The transporter DMT1 mediates uptake of iron from the diet by intestinal enterocytes. Recently, we have shown that DMT1 protein expression in the plasma membrane of human intestinal Caco-2 cells is decreased by exposure to iron in a dose-dependent fashion (Sharp et al. 2002). Intriguingly, whole cell levels of DMT1 do not change, suggesting that the transporter may be internalised into an intracellular compartment. In this study we have investigated the time course of the iron-dependent decease in DMT1 in Caco-2 cells to determine whether changes in expression might occur within a physiologically relevant period coincident with the digestion and processing of a meal in the normal gastrointestinal tract.

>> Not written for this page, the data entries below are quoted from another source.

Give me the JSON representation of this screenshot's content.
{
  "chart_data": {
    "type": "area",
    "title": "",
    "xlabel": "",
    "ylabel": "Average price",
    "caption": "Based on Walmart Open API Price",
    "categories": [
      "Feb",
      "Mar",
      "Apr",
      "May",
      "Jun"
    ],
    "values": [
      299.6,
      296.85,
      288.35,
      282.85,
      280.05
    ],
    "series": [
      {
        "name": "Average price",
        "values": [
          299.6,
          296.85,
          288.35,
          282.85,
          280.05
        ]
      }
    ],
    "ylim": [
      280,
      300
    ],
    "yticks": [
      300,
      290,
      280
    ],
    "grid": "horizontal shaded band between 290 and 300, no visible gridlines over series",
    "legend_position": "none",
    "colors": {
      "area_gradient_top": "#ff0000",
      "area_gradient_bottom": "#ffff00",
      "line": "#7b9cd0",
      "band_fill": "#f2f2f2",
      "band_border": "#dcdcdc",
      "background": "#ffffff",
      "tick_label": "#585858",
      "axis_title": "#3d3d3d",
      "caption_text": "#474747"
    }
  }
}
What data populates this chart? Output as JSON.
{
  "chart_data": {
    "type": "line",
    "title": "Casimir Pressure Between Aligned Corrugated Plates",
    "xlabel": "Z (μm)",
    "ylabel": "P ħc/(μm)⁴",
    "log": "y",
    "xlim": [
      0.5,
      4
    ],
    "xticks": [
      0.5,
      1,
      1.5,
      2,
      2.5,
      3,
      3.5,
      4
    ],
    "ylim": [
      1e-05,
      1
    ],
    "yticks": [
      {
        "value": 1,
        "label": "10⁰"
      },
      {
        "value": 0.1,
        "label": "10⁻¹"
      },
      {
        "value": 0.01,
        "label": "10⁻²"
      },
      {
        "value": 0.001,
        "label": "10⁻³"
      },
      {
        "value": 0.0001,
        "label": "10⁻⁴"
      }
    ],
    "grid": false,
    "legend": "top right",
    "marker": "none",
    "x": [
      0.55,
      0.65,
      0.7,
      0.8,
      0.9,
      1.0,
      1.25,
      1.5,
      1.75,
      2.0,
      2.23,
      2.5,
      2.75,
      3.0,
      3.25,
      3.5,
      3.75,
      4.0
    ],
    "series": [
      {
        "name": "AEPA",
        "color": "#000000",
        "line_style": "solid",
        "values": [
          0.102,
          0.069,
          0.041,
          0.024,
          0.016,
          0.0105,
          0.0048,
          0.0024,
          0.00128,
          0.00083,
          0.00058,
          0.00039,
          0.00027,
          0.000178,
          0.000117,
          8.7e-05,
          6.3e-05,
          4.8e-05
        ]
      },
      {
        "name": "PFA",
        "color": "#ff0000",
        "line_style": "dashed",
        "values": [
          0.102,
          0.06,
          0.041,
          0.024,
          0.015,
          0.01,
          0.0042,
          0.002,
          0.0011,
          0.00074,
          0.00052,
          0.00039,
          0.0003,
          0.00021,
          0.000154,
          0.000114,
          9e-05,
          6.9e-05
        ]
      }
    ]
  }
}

Caco-2 cells were grown in 25 cm2 flasks for 21 days. Cells were incubated with 100 µM FeCl3 for up to 24 h. At the end of the experimental period, whole cell and plasma membrane proteins were isolated and utilised for Western blotting and total RNA extracted and subjected to RT-PCR for DMT1. In some experiments, membrane proteins were biotinylated prior to exposure to iron. In these studies, at the end of the incubation period, cells were lysed and the amount of biotinylated DMT1 in the cytosol determined following immunoprecipitation with DMT1 antibody, protein separation by western blotting and visualisation with streptavidin-HRP and enhanced chemiluminescence.

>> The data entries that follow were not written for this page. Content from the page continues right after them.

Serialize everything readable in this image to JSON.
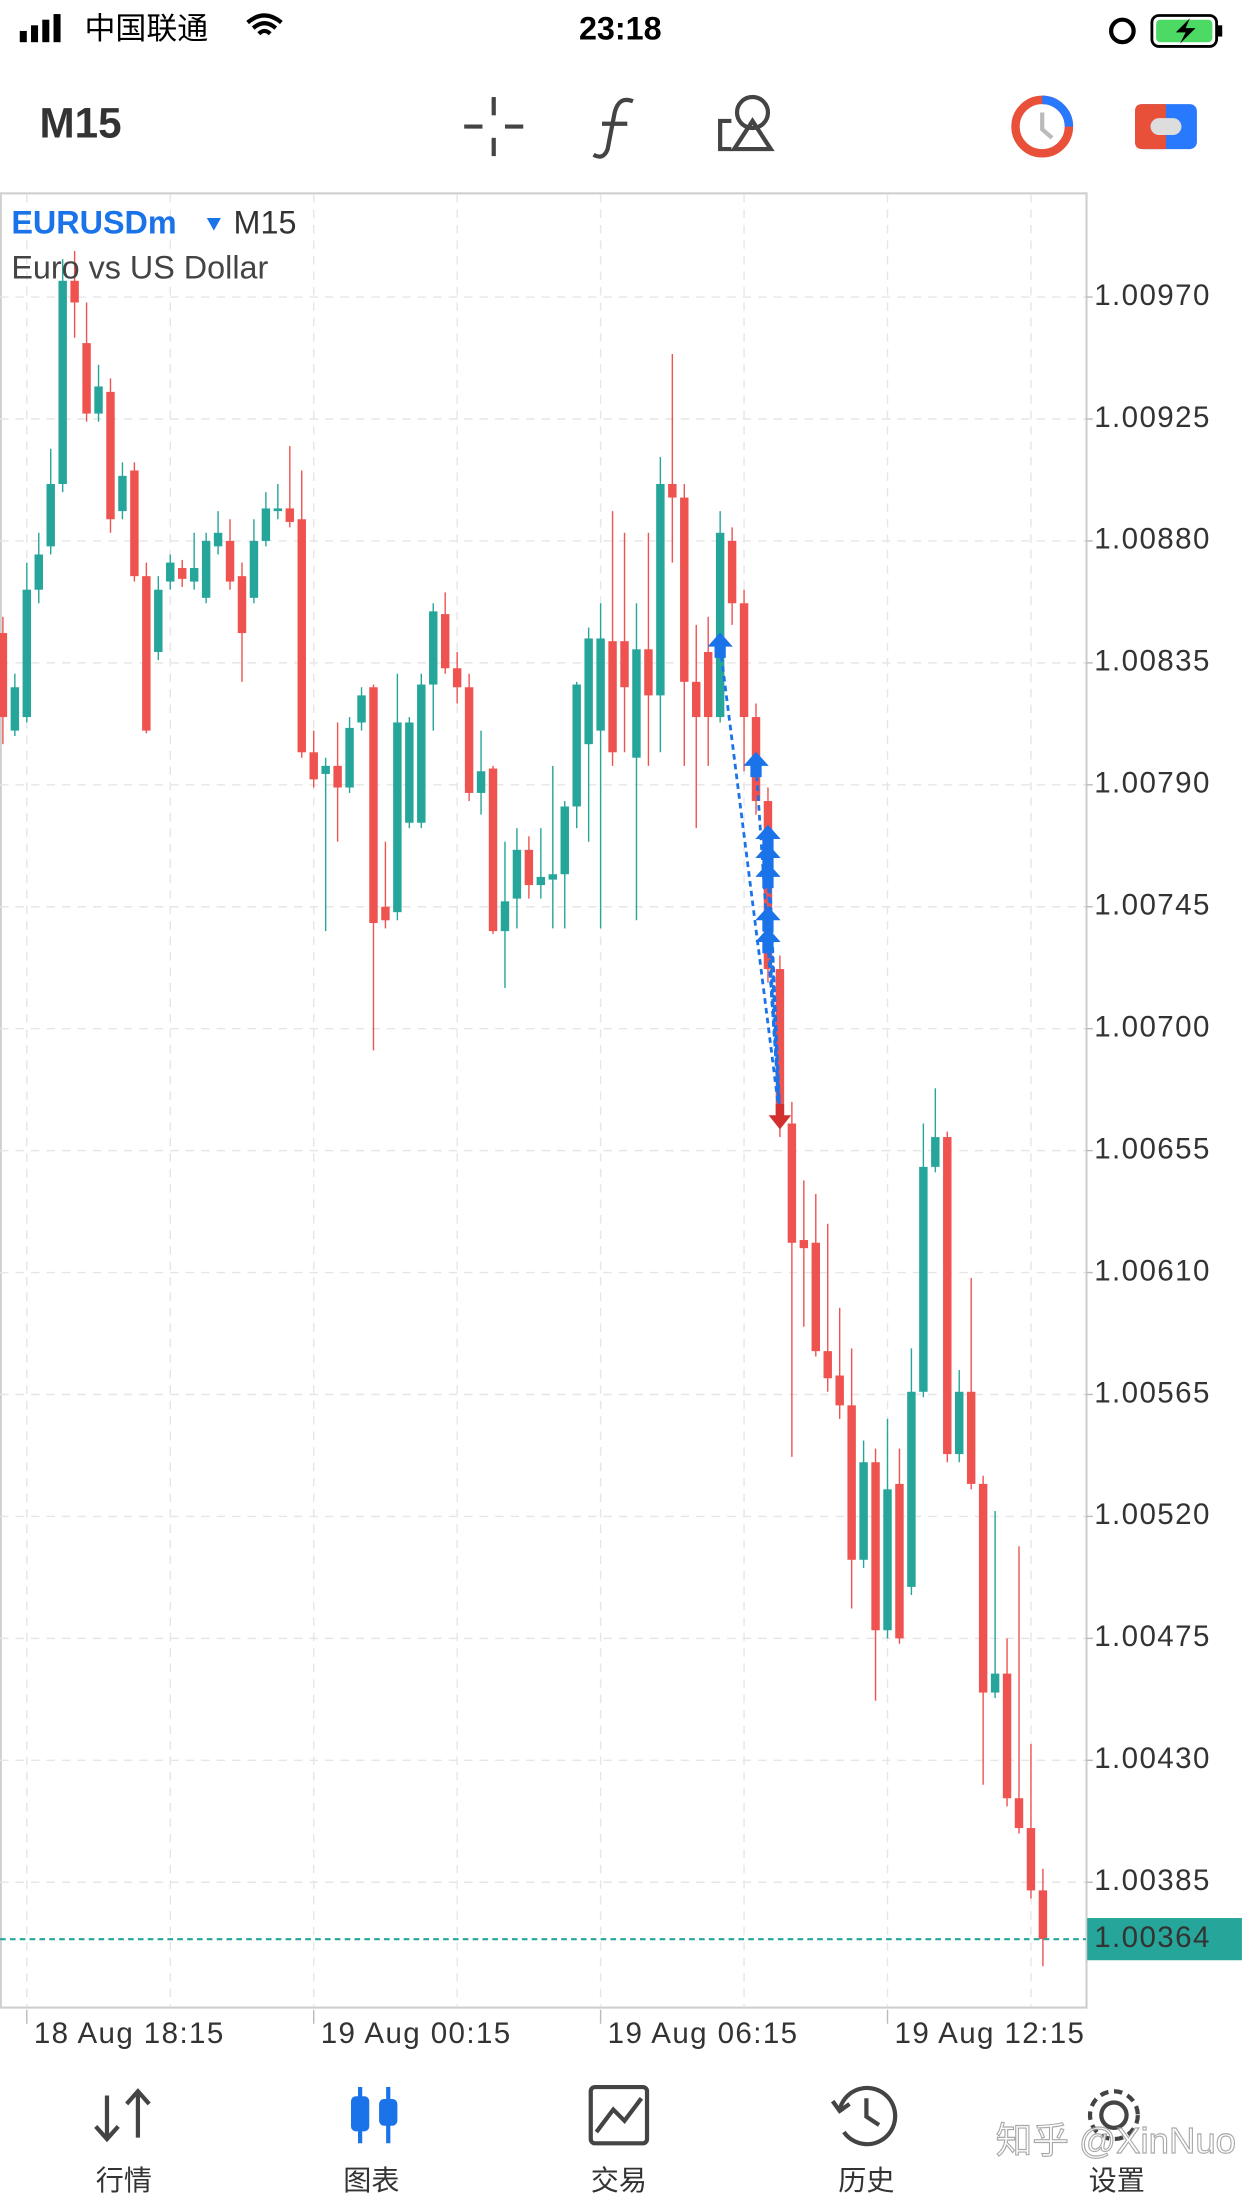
{
  "status_bar": {
    "carrier": "中国联通",
    "time": "23:18"
  },
  "toolbar": {
    "timeframe": "M15"
  },
  "chart_data": {
    "type": "candlestick",
    "symbol": "EURUSDm",
    "timeframe": "M15",
    "description": "Euro vs US Dollar",
    "up_color": "#26a69a",
    "down_color": "#ef5350",
    "grid": true,
    "categories": [
      null,
      null,
      "18 Aug 18:15",
      null,
      null,
      null,
      null,
      null,
      null,
      null,
      null,
      null,
      null,
      null,
      null,
      null,
      null,
      null,
      null,
      null,
      null,
      null,
      null,
      null,
      null,
      null,
      "19 Aug 00:15",
      null,
      null,
      null,
      null,
      null,
      null,
      null,
      null,
      null,
      null,
      null,
      null,
      null,
      null,
      null,
      null,
      null,
      null,
      null,
      null,
      null,
      null,
      null,
      "19 Aug 06:15",
      null,
      null,
      null,
      null,
      null,
      null,
      null,
      null,
      null,
      null,
      null,
      null,
      null,
      null,
      null,
      null,
      null,
      null,
      null,
      null,
      null,
      null,
      null,
      "19 Aug 12:15",
      null,
      null,
      null,
      null,
      null,
      null,
      null,
      null,
      null,
      null,
      null,
      null,
      null
    ],
    "open": [
      1.00846,
      1.0081,
      1.00815,
      1.00862,
      1.00878,
      1.00901,
      1.00976,
      1.00953,
      1.00927,
      1.00935,
      1.00891,
      1.00906,
      1.00867,
      1.00839,
      1.00865,
      1.0087,
      1.00865,
      1.00859,
      1.00878,
      1.0088,
      1.00867,
      1.00859,
      1.0088,
      1.00891,
      1.00892,
      1.00888,
      1.00802,
      1.00794,
      1.00797,
      1.00789,
      1.00813,
      1.00826,
      1.00745,
      1.00743,
      1.00776,
      1.00776,
      1.00827,
      1.00853,
      1.00833,
      1.00826,
      1.00787,
      1.00796,
      1.00736,
      1.00748,
      1.00766,
      1.00753,
      1.00755,
      1.00757,
      1.00782,
      1.00805,
      1.0081,
      1.00843,
      1.00843,
      1.008,
      1.0084,
      1.00823,
      1.00901,
      1.00896,
      1.00828,
      1.00839,
      1.00815,
      1.0088,
      1.00857,
      1.00815,
      1.00784,
      1.00722,
      1.00665,
      1.00622,
      1.00621,
      1.00581,
      1.00572,
      1.00561,
      1.00504,
      1.0054,
      1.00478,
      1.00532,
      1.00494,
      1.00566,
      1.00649,
      1.0066,
      1.00543,
      1.00566,
      1.00532,
      1.00455,
      1.00462,
      1.00416,
      1.00405,
      1.00382
    ],
    "high": [
      1.00852,
      1.00831,
      1.00872,
      1.00883,
      1.00914,
      1.00984,
      1.00987,
      1.00968,
      1.00945,
      1.0094,
      1.00909,
      1.00909,
      1.00872,
      1.00867,
      1.00875,
      1.00873,
      1.00883,
      1.00883,
      1.00891,
      1.00888,
      1.00872,
      1.00888,
      1.00898,
      1.00901,
      1.00915,
      1.00906,
      1.0081,
      1.008,
      1.00813,
      1.00815,
      1.00826,
      1.00827,
      1.00769,
      1.00831,
      1.00815,
      1.00831,
      1.00857,
      1.00861,
      1.00839,
      1.00831,
      1.0081,
      1.00797,
      1.00769,
      1.00774,
      1.00771,
      1.00774,
      1.00797,
      1.00784,
      1.00828,
      1.00848,
      1.00857,
      1.00891,
      1.00883,
      1.00857,
      1.00883,
      1.00911,
      1.00949,
      1.00901,
      1.00849,
      1.00852,
      1.00891,
      1.00885,
      1.00862,
      1.0082,
      1.00789,
      1.00727,
      1.00673,
      1.00644,
      1.00639,
      1.00628,
      1.00597,
      1.00582,
      1.00548,
      1.00545,
      1.00556,
      1.00545,
      1.00582,
      1.00665,
      1.00678,
      1.00662,
      1.00574,
      1.00608,
      1.00535,
      1.00522,
      1.00475,
      1.00509,
      1.00436,
      1.0039
    ],
    "low": [
      1.00805,
      1.00808,
      1.00813,
      1.00857,
      1.00875,
      1.00898,
      1.00955,
      1.00924,
      1.00924,
      1.00883,
      1.00888,
      1.00865,
      1.00809,
      1.00836,
      1.00862,
      1.00863,
      1.00862,
      1.00857,
      1.00875,
      1.00862,
      1.00828,
      1.00857,
      1.00878,
      1.00888,
      1.00885,
      1.008,
      1.00789,
      1.00736,
      1.00769,
      1.00787,
      1.0081,
      1.00692,
      1.00737,
      1.0074,
      1.00774,
      1.00774,
      1.0081,
      1.00831,
      1.0082,
      1.00784,
      1.00779,
      1.00735,
      1.00715,
      1.00737,
      1.00748,
      1.00748,
      1.00737,
      1.00737,
      1.00774,
      1.00769,
      1.00737,
      1.00797,
      1.00802,
      1.0074,
      1.00797,
      1.00802,
      1.00872,
      1.00797,
      1.00774,
      1.00797,
      1.00813,
      1.00849,
      1.00795,
      1.00779,
      1.00717,
      1.0066,
      1.00542,
      1.0059,
      1.00579,
      1.00566,
      1.00556,
      1.00486,
      1.00501,
      1.00452,
      1.00475,
      1.00473,
      1.00491,
      1.00564,
      1.00647,
      1.0054,
      1.0054,
      1.0053,
      1.00421,
      1.00453,
      1.00413,
      1.00403,
      1.00379,
      1.00354
    ],
    "close": [
      1.00815,
      1.00826,
      1.00862,
      1.00875,
      1.00901,
      1.00976,
      1.00968,
      1.00927,
      1.00937,
      1.00888,
      1.00904,
      1.00867,
      1.0081,
      1.00862,
      1.00872,
      1.00866,
      1.0087,
      1.0088,
      1.00883,
      1.00865,
      1.00846,
      1.0088,
      1.00892,
      1.00892,
      1.00887,
      1.00802,
      1.00792,
      1.00797,
      1.00789,
      1.00811,
      1.00823,
      1.00739,
      1.0074,
      1.00813,
      1.00813,
      1.00827,
      1.00854,
      1.00833,
      1.00826,
      1.00787,
      1.00795,
      1.00736,
      1.00747,
      1.00766,
      1.00753,
      1.00756,
      1.00757,
      1.00782,
      1.00827,
      1.00844,
      1.00844,
      1.00802,
      1.00826,
      1.0084,
      1.00823,
      1.00901,
      1.00896,
      1.00828,
      1.00815,
      1.00815,
      1.00883,
      1.00857,
      1.00815,
      1.00784,
      1.00722,
      1.00665,
      1.00621,
      1.00619,
      1.00581,
      1.00571,
      1.00561,
      1.00504,
      1.0054,
      1.00478,
      1.0053,
      1.00475,
      1.00566,
      1.00649,
      1.0066,
      1.00543,
      1.00566,
      1.00532,
      1.00455,
      1.00462,
      1.00416,
      1.00405,
      1.00382,
      1.00364
    ],
    "ylim": [
      1.00339,
      1.01008
    ],
    "yticks": [
      {
        "value": 1.0097,
        "label": "1.00970"
      },
      {
        "value": 1.00925,
        "label": "1.00925"
      },
      {
        "value": 1.0088,
        "label": "1.00880"
      },
      {
        "value": 1.00835,
        "label": "1.00835"
      },
      {
        "value": 1.0079,
        "label": "1.00790"
      },
      {
        "value": 1.00745,
        "label": "1.00745"
      },
      {
        "value": 1.007,
        "label": "1.00700"
      },
      {
        "value": 1.00655,
        "label": "1.00655"
      },
      {
        "value": 1.0061,
        "label": "1.00610"
      },
      {
        "value": 1.00565,
        "label": "1.00565"
      },
      {
        "value": 1.0052,
        "label": "1.00520"
      },
      {
        "value": 1.00475,
        "label": "1.00475"
      },
      {
        "value": 1.0043,
        "label": "1.00430"
      },
      {
        "value": 1.00385,
        "label": "1.00385"
      }
    ],
    "last_price": {
      "value": 1.00364,
      "label": "1.00364"
    },
    "trade_color": "#1a73e8",
    "exit_color": "#d32f2f",
    "entries": [
      {
        "candle": 60,
        "price": 1.00841
      },
      {
        "candle": 63,
        "price": 1.00797
      },
      {
        "candle": 64,
        "price": 1.0077
      },
      {
        "candle": 64,
        "price": 1.00763
      },
      {
        "candle": 64,
        "price": 1.00756
      },
      {
        "candle": 64,
        "price": 1.0074
      },
      {
        "candle": 64,
        "price": 1.00732
      }
    ],
    "exit": {
      "candle": 65,
      "price": 1.00667
    }
  },
  "nav": {
    "items": [
      "行情",
      "图表",
      "交易",
      "历史",
      "设置"
    ]
  },
  "watermark": "知乎 @XinNuo"
}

Plasma membrane DMT1 was significantly reduced by 4 h exposure to iron (0 h, 91.4 ± 6.7 a.u.; 4 h, 52.9 ± 11.1 a.u., means ± S.E.M., n = 4, P = 0.025, Student’s unpaired t test). However, whole cell levels of DMT1 were unaltered by iron exposure. DMT1 mRNA levels isolated from control and iron-treated cells were not significantly different at this time. Interestingly, there was an increase in biotinylated DMT1 in the cytosol following exposure to iron (control 8.3 a.u., +Fe 23.7 a.u., n = 2). Taken together, these data suggest that the initial cellular response to elevated iron involves a decrease in apical membrane expression of DMT1, perhaps due to internalisation of the transporter into an intracellular compartment. These changes are rapid (between 1 and 4 h following exposure to iron) and could occur within the time scale for the digestion and processing of a meal.
This work was funded by BBSRC (project grant 90/D13400).